Toplu Sözleşme Sürecinin yaklaştığı şu günlerde, KESK olarak tam da istihdamda var olan cinsiyet eşitsizliğine dikkat çekip, kadınların TİS Talepleri’nin ayrıca ele alınması gerektiğini ifade ederken; kadınların evde, sokakta, işyerlerinde ve tüm kamusal alanlarda eşitlik temelinde görünür olması için mücadele ediyoruz.
Kreşlerin ücretsiz olarak açılması, ebeveyn izni, doğum ve süt izinleri, hamilelik ve emzirme sürecinde fazla mesai uygulamasının kaldırılması, bu süreçte sosyal ve özlük haklarımızın kayba uğramaması, kamuda esnek ve taşeron uygulamasına karşı herkesin güvenceli çalışması işyerlerinde mobbing, cinsel taciz uygulamalarına önleyici önlemler alınması konusundaki taleplerimiz kamu emekçisi kadınların her alanda daha fazla görünür olması için olmazsa olmazlarımızdandır. Ancak biz taleplerimiz örgütlü gücümüzle ifade ederken egemen erk bir kez daha kadına tahammül dahi edemediğini, TRT’de yayınlanan bir televizyon programı aracılığıyla açıkça ortaya koydu.
Bir kamu kurumu olmasına rağmen Anayasa’nın 133. Maddesi ve kendi kuruluş yasası uyarınca “özerk” bir kurum olması gereken TRT, bir kez daha “tarafsızlık” ilkesini hiçe sayarak, hükümetin basın bürosu konumundan yayın yapmıştır. 24 Temmuz’da yayınlanan “Ramazan Sevinci” adlı programda, Ömer Tuğrul İnançer’in bir kadının nasıl davranması gerektiği konusunda ahkâm keserek, hamile kadınların kamusal alanda görünür olmasını “terbiyesizlik” olarak nitelemiş; anne adaylarının sokağa çıkma imkânının bir “beyin” kadının yanında bulunmasıyla mümkün olduğunu söyleyecek ve kadının sokağa çıkması için uygun zaman dilimini dahi ifade edecek kadar ileri gitmiştir. Bu ifadeler ve program sunucusunun bunlara “razı” olarak onaylaması bir kez daha göstermiştir ki, iktidar kadın erkek eşitliği konusunda hangi tedbiri aldığını ilan ederse etsin, kadını yok sayan akıl bu ve benzeri yollarla sürüyor. Hamilelik döneminin doğal bir süreç, kadınların hamilelik dönemlerinde sağlıkları için yürüyüş yapmasının son derece yararlı olduğunu gösteren tüm bilimsel veriler yok sayılıyor; iktidarın tüm kurumları el ele verip kadınların hayatın her alanında oldukları gibi var olmasına karşı birleşiyor.

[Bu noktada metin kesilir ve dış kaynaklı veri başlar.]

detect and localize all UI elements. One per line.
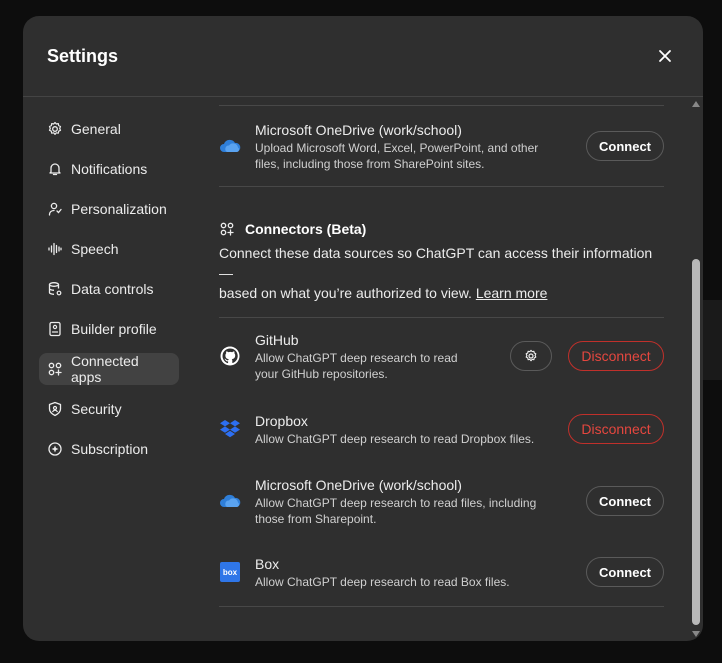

Bu ve benzeri açıklamalar, hükümetin kadınlara yönelik istihdam politikalarına, toplumsal cinsiyet perspektifi dikkate alınarak düzenlendiği müjdelenen yaptırım ve hükümlerde, bu akıldan uzaklaşmadığını göstermektedir. “Tekadamcı,” “otoriter” muhafazakârlık kadın bedenini kontrol politikaları ve pratikleriyle sürekli yeniden üretilmektedir. Biz de tam da bu nedenle taleplerimizi öncekinden daha güçlü haykırmanın gerekli olduğunun farkındayız. Hamile kaldığı için işten atılan, süt izni kullanılmasına izin verilmeyen, kreşleri açmayan, esnek ve güvencesiz çalışmayı tek yol gibi gösteren istihdam politikasında kadınların; eşlerinin ‘eğer varsa’ otomobiline binmekten çok daha önemli sorunları var.
Kamu emekçisi örgütlü kadınlar olarak, kadını aşağılayan, kadın bedenini kendi denetiminde gören bu zihniyeti ve dili kınıyoruz. Bu söylemi ifade eden kadar, yayılmasına aracı olan TRT de bu ayrımcılığa ortak olmuştur. Bu açıklamada kadın bedeni doğrudan bir objeye indirgenmiş ve kamusal alanda kadının görünürlüğünden duyulan rahatsızlık alenen dile getirilmiştir. KESK’li kadınlar olarak, kadın bedenini kontrol etmeye cüret gösterenleri ve buna aracılık edenleri kınıyoruz. Bu türden bir dil ve bu tür düşüncelere zemin vermek, kadına yönelik ayrımcılığın ortadan kaldırılması konusundaki isteksizliğin bir göstergesidir.
KESK’li kadınlar olarak, kadını, kadın kimliğini yok saymaya kalkışanlara, kadın hakkında kadına sormadan karar vermeye cüret edenlere karşı sesimizi yükseltiyoruz;
TÜM KADIN HALLERİMİZLE HER YERDEYİZ!